Rewards are no longer limited by a lower and upper limit.

Rewards are only calculated at the end of a simulation. Rewards on intermediate steps are zero.

The ranges for learning rate, epsilon and discount were chosen from the results of Q-CV4

training.simrunner.RewardHandlerName.end-consider-all

Considers all simulation events for calculating the reward.

Possible simulation events created for an agent:

After every simulation step:
- Always zero
At simulation end:
- Winner by pushing the opponent: Reward = 100 + t * 50
- Looser without being pushed: Reward = -100 - t * 50
- Looser being pushed: Reward: -10
- Number of pushing the opponent.
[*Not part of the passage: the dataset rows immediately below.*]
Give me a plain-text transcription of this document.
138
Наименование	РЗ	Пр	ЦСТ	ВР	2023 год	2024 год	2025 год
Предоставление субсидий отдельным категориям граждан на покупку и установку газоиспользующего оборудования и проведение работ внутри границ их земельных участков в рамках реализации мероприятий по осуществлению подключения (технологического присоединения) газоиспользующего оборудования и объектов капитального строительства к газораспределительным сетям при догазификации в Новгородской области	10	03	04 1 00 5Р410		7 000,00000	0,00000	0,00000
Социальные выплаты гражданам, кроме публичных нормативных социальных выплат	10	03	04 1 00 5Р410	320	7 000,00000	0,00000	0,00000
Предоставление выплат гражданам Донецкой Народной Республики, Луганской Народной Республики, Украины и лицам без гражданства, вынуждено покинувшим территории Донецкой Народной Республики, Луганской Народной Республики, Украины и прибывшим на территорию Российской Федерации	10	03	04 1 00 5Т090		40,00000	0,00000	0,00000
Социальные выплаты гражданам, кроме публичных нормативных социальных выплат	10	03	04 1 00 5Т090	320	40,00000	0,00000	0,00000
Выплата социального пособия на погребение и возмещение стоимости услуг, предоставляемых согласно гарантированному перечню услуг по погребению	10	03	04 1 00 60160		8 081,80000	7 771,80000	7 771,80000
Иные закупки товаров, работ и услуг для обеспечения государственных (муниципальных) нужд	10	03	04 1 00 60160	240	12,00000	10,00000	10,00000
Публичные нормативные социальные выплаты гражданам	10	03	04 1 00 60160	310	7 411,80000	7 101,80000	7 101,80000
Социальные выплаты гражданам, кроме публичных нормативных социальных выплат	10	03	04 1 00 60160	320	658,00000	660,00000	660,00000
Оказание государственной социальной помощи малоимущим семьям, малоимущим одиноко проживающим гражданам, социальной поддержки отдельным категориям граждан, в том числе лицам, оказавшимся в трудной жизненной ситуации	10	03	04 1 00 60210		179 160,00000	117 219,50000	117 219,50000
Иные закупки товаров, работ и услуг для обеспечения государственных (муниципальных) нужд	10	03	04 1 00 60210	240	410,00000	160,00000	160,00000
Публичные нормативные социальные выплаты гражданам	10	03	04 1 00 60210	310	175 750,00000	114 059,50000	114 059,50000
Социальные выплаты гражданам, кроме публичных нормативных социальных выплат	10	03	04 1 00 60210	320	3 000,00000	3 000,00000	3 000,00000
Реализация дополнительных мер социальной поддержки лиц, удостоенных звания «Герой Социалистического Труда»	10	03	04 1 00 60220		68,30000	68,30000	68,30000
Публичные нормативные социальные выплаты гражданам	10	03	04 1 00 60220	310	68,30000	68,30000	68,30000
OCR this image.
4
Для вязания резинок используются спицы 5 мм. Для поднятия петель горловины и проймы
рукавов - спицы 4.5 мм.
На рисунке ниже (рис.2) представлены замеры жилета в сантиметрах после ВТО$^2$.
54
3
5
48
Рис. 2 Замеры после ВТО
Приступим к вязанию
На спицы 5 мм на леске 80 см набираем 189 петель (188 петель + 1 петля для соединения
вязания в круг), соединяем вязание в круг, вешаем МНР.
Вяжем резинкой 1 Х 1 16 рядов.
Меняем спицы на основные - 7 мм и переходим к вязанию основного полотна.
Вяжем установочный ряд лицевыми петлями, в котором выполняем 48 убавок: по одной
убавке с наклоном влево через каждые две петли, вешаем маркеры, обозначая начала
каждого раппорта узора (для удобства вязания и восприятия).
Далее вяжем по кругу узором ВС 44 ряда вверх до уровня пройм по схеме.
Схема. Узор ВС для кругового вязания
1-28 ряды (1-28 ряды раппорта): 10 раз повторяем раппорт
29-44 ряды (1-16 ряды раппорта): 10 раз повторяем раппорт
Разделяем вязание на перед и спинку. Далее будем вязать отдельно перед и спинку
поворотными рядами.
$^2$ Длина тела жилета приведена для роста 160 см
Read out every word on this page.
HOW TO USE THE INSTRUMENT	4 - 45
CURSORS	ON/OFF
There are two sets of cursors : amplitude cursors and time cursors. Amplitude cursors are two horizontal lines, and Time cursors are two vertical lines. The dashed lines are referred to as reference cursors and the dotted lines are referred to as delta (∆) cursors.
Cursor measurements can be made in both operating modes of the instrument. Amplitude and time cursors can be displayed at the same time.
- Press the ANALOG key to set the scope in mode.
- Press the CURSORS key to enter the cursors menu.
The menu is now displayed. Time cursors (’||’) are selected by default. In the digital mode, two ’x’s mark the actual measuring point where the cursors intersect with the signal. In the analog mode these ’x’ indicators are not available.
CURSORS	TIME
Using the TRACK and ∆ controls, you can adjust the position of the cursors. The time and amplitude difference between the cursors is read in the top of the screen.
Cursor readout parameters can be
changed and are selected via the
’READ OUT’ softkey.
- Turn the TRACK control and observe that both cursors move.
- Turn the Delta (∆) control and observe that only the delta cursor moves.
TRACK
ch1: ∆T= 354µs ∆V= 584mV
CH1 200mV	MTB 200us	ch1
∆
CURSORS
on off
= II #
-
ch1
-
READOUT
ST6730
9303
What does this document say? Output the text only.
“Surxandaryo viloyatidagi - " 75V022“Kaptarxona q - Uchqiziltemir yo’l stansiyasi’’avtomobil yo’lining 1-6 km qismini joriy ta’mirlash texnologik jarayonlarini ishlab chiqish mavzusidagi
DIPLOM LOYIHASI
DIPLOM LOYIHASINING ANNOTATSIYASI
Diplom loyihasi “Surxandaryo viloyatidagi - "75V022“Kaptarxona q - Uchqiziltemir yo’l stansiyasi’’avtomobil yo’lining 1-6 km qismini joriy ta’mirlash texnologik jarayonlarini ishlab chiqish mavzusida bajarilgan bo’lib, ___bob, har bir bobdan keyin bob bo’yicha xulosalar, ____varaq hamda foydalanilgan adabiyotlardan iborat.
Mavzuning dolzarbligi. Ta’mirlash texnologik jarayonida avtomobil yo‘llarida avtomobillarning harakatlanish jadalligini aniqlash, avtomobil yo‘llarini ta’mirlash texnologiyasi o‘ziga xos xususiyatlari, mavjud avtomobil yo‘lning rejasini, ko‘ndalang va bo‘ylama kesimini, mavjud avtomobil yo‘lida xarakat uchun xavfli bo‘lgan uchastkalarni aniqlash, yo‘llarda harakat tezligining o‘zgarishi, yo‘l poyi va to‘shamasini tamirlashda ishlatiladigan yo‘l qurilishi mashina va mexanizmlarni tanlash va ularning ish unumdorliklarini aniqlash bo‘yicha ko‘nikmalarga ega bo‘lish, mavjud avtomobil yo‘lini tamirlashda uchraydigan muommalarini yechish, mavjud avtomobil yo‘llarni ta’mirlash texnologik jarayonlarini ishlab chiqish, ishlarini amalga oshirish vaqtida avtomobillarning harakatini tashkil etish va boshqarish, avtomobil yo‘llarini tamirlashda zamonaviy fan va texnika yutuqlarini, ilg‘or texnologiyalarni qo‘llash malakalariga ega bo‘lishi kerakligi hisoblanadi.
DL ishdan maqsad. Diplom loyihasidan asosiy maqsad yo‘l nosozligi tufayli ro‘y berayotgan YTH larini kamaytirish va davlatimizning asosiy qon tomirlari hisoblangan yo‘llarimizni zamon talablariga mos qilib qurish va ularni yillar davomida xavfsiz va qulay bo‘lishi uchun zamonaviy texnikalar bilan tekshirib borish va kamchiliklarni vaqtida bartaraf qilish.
Reward = n * 0.5
- Number of being pushed by the opponent. Reward = n * (-0.1)

t = 1 - (s / max_s)

s:     Number of steps when th simulation ended   
max_s: Max number of steps for a simulation

Means, the reward/penalty is higher the shorter the simulation ran. The agent gets a higher reward when fast pushing out the opponent, or a higher penalty when fast moving unforced out of the field.

training.parallel.ParallelConfig.q-cross-1

	L0	L1	L2
learning rate	0.7	0.8	0.9

	E0	E1	E2
epsilon	0.01	0.05	0.1

	D0	D1	D2	D3
discount	0.95	0.99	0.995	0.999